Primero de todo: si al señor Quim Torra le juzgan por haber desobedecido a la Junta Electoral Central en el Tribunal Superior de Catalunya, porque es aforado y porque es el órgano que ha de conocer un incumplimiento de la ley por parte del President, esa es la primera sentencia. Correcto. Está condenado. Pero es que tiene derecho a recurrir. Y en la medida en que tiene derecho a recurrir, hasta que no haya una sentencia firme, que sería la que dictaminase el Tribunal Supremo, este señor tiene todavía un recorrido judicial por el cual, según las leyes que todos debemos respetar, hay un principio de presunción de inocencia que todos debemos respetar. La propia ley orgánica electoral dice que si no hay una sentencia firme, no se te puede inhabilitar. El Estatuto de Catalunya también lo dice. El reglamento del Parlament también lo dice. Entonces se está procediendo a inhabilitarle como diputado del Parlament de manera absolutamente irregular. Y lo segundo: es que inhabilitarle como diputado no significa que tenga que dejar de ser President. Pero es lo que se está pretendiendo.

-Desde tu punto de vista: ¿qué intereses habría detrás de estos estos movimientos?

-Lo que hay desde el inicio es la persecución de la propuesta política independentista. Vivimos en una situación kafkiana en la que uno tiene que demostrar su inocencia. Y además esto se fue de madre desde la sentencia del Estatut. Ese es el momento en que empiezan a utilizarse las togas de una manera interesada, desigual y absolutamente irregular contra un procedimiento que había sido limpio y democrático.

-Estás hablando del PP y de los sectores más conservadores…

.-Fundamentalmente creo que lo que está detrás es el establishment heredado del franquismo. Y ahí no solamente está la derecha y la ultraderecha. Esos están de facto. También  ha habido un problema con lo que se supone que debería ser la izquierda. A la izquierda aquí le ha dado mucho miedo asomar la cara y hablar. La Transición encontró el acomodo para un determinado perfil de gente que se sentía muy cómoda en lo que llamaban centro. A base de no tocarle las narices a la monarquía, ni tampoco a las instituciones de herencia franquista instaladas en los órganos judiciales, en los órganos policiales y en la administración del Estado. Tocar esos cables era peligroso. Se bailó con ellos en lugar de combatirlos. Apelar ahora al espíritu de la Transición es de broma. El Espíritu de la Transición era poner en marcha todo esto para realmente constituirnos como una democracia moderna. Para ellos el espíritu de la Transición era disimular y poner un envoltorio muy bonito para seguir estando los mismos dentro. Por eso te digo que es la extrema derecha y la derecha, pero también es la izquierda.

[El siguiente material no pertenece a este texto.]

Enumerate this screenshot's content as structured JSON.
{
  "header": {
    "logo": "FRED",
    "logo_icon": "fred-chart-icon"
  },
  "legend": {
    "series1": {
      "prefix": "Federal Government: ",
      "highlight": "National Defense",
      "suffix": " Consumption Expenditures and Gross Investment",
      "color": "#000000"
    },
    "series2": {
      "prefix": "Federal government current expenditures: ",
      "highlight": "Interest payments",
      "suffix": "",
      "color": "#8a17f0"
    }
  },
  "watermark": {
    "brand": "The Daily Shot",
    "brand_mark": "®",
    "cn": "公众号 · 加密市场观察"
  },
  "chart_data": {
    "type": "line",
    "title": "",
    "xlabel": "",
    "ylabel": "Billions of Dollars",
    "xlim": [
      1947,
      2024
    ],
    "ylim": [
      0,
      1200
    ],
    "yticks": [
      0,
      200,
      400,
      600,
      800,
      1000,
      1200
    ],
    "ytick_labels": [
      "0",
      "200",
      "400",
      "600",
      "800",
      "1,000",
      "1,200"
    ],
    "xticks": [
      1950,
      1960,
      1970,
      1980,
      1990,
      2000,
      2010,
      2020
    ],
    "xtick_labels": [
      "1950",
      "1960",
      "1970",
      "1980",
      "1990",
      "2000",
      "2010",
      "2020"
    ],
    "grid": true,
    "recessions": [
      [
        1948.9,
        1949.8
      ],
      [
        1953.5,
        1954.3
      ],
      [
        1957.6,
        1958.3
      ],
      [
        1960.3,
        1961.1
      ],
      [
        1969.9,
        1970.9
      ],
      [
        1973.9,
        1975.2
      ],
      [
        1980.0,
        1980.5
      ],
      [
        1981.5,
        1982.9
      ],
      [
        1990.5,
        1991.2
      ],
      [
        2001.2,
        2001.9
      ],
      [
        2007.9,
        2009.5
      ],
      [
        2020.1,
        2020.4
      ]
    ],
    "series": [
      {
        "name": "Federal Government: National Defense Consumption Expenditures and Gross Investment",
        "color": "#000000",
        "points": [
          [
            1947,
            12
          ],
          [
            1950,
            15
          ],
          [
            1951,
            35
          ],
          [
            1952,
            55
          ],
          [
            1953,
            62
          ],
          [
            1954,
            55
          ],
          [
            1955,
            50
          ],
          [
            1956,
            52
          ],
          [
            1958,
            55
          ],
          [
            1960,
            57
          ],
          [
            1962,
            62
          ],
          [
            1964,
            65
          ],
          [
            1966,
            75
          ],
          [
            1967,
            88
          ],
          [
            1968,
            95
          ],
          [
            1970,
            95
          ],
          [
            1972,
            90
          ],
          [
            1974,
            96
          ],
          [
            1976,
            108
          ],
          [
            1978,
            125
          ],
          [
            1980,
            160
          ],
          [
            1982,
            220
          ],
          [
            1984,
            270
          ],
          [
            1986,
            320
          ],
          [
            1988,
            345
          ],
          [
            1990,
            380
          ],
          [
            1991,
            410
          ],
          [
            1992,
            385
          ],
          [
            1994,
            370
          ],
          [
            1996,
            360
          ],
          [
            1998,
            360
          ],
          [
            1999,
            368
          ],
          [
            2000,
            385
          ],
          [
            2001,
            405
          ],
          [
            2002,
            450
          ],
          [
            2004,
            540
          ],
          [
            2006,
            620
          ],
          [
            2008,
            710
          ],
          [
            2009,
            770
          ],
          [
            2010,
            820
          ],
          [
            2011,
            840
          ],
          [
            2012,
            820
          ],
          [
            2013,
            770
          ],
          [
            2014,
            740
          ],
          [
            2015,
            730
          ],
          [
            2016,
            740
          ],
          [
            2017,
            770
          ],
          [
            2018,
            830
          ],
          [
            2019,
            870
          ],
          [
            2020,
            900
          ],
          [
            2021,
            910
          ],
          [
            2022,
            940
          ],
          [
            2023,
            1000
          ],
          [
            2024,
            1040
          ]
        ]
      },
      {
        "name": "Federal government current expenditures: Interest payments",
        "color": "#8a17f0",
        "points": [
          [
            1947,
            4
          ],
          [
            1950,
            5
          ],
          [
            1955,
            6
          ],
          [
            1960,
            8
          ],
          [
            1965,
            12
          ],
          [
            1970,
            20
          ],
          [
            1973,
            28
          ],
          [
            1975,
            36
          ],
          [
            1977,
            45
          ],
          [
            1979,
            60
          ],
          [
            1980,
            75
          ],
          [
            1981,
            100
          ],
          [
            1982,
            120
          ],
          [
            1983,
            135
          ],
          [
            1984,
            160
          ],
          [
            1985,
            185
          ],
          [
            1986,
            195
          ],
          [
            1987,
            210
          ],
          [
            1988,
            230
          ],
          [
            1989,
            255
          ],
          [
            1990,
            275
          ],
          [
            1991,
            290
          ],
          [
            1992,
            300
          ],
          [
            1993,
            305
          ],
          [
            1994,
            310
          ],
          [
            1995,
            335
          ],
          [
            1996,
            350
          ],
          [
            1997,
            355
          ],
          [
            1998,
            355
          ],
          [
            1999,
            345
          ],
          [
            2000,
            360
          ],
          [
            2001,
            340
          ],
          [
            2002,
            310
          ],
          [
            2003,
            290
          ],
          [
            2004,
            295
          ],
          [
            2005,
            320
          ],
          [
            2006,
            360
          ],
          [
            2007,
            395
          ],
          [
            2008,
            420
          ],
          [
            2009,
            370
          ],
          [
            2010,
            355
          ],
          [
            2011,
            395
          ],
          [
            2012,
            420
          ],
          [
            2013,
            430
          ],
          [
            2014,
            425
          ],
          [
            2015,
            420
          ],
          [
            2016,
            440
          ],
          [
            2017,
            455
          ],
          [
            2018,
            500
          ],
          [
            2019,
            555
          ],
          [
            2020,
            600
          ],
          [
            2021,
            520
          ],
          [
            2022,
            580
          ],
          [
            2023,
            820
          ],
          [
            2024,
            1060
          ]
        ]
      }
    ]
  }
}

-Volviendo al presente y en el supuesto de que este gobierno durara 2 o 3 años: ¿cómo crees que influiría en la situación en Catalunya?

-Yo creo que sería bueno porque destensaría mucho las cosas. Creo que ahora mismo se podría abordar el tema de que hay que reformar el código penal (lo que posiblemente implicaría la salida en libertad de los presos políticos catalanes). Eso ya sería un paso. No sería lo ideal, pero sería un paso. No va a haber amnistía, no va a haber indultos, pero se va a reformar la legislación y van a estar en libertad. Hay que regular/reformar también la ley de seguridad ciudadana. Hay que dejar la tendencia de manipular a la gente en la catalanofobia. Hay una serie de cuestiones que se tienen que abordar por el bien de todos. Y creo que entrar en esta fase de seny es sano. Sin embargo, los puntos más extremos van a estar tirando para un lado o para otro. Y el hecho de que haya esta tensión hace que los puntos intermedios puedan llegar a un acuerdo. Así que esa tensión será buena.